Ursprünglich wollte die Ausstellung „Das Wesen der Magie“ darstellen. Aber der Begriff hat es in sich. Magie ist vieles. Und noch viel mehr wird irrtümlicher Weise unter diesen Begriff gefasst. Wollte man ihn aber auffächern in eindeutige und verständliche Begriffe, ihre Vielzahl und Divergenz würde nur neue Verwirrung hervorrufen. Selbst die kurzgefasste „Geschichte der Magie“, die der Hoenes-Saal auf vier Schautafeln präsentiert, wirft mehr Fragen auf, als sie Antworten zu geben vermag. Wo liegen die geschichtlichen Wurzeln? Wie konnte auf die Aufklärung und das Ende der Magie eine regelrechte Renaissance der Magie folgen?
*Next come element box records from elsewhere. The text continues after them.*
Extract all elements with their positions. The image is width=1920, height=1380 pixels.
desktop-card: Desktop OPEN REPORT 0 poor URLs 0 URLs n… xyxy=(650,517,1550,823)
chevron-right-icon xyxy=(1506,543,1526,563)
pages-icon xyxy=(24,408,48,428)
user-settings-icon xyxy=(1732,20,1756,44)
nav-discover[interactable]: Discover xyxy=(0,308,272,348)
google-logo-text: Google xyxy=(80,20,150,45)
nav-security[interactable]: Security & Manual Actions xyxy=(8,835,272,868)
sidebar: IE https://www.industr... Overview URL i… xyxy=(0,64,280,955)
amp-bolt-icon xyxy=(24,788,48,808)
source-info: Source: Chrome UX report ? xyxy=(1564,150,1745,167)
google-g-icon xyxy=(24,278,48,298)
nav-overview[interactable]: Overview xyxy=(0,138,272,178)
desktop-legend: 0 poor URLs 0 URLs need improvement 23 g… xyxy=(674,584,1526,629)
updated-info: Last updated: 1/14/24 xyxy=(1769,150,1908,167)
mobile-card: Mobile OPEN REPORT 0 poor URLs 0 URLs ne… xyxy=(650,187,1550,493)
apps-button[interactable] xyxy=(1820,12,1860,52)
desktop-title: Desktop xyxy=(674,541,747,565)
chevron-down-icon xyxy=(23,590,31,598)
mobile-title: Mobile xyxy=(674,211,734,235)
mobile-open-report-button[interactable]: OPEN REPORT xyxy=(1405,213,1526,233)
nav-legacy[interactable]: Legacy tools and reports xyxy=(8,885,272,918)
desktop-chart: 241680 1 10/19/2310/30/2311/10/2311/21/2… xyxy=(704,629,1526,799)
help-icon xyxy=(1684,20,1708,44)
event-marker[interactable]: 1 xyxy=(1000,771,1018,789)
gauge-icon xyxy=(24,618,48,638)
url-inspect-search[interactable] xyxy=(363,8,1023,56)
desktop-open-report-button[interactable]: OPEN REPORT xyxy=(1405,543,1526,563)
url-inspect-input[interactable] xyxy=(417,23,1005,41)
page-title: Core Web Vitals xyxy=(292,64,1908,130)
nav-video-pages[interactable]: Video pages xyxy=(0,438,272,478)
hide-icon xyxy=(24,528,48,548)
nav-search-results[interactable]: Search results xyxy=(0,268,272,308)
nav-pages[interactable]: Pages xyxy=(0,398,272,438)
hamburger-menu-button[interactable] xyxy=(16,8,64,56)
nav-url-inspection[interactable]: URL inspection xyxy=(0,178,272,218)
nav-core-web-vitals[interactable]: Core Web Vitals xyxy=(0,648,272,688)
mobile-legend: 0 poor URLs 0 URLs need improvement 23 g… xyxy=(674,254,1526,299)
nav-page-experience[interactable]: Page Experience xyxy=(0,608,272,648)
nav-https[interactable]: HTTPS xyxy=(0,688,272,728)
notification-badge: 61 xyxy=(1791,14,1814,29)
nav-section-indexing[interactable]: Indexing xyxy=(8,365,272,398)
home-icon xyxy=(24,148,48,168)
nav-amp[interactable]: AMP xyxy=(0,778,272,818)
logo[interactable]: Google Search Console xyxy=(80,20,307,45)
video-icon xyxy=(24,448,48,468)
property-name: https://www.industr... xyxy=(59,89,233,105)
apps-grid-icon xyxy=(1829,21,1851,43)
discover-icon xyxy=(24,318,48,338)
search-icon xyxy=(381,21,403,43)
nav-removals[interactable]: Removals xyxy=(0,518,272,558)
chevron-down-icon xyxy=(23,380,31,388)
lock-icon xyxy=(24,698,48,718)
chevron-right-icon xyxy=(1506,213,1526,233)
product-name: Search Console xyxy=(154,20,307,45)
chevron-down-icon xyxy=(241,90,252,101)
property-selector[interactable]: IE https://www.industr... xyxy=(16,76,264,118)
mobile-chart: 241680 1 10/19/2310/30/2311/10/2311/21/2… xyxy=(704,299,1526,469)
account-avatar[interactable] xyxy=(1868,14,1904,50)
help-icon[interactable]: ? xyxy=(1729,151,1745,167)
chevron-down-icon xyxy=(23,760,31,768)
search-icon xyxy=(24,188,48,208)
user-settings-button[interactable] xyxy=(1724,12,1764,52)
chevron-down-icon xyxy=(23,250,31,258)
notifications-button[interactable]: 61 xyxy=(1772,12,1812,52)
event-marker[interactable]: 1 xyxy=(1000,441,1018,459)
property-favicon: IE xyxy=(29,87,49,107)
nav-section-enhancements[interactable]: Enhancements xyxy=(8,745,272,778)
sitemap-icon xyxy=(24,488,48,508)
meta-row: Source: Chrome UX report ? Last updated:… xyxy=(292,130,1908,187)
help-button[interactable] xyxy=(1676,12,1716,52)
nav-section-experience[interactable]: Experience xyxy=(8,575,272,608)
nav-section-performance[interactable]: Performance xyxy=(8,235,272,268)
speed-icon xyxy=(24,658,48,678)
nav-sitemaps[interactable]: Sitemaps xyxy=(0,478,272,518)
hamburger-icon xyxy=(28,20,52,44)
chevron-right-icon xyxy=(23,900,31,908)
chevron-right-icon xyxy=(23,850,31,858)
Und gehören neben dem Schamanismus der Hippie-Kultur wirklich auch Globuli in die Geschichte der Magie?

Der tatsächliche Titel „Magie und Ritual“ erhebt nicht mehr den Anspruch, anhand von künstlerischen Äußerungen aus (mit einer Ausnahme) unserer Zeit, die ganze Weite und Tiefe des Phänomens zu ergründen. Dennoch wird in der Begegnung mit den Exponaten von Beidem etwas erahnbar. Vor allem, wenn der ergründen wollende Blick des Betrachters zunächst einmal dem sich einfühlenden den Vortritt lässt. Im Nachgang mag man dann analysieren, welche Sehnsüchte leitend sind, welche Ängste im Hintergrund lauern und welchen Sorgen vorbeugend begegnet werden soll. Aber auch, wo hoher Respekt gegenüber den Kräften des Geistes und der Natur zum Ausdruck kommt.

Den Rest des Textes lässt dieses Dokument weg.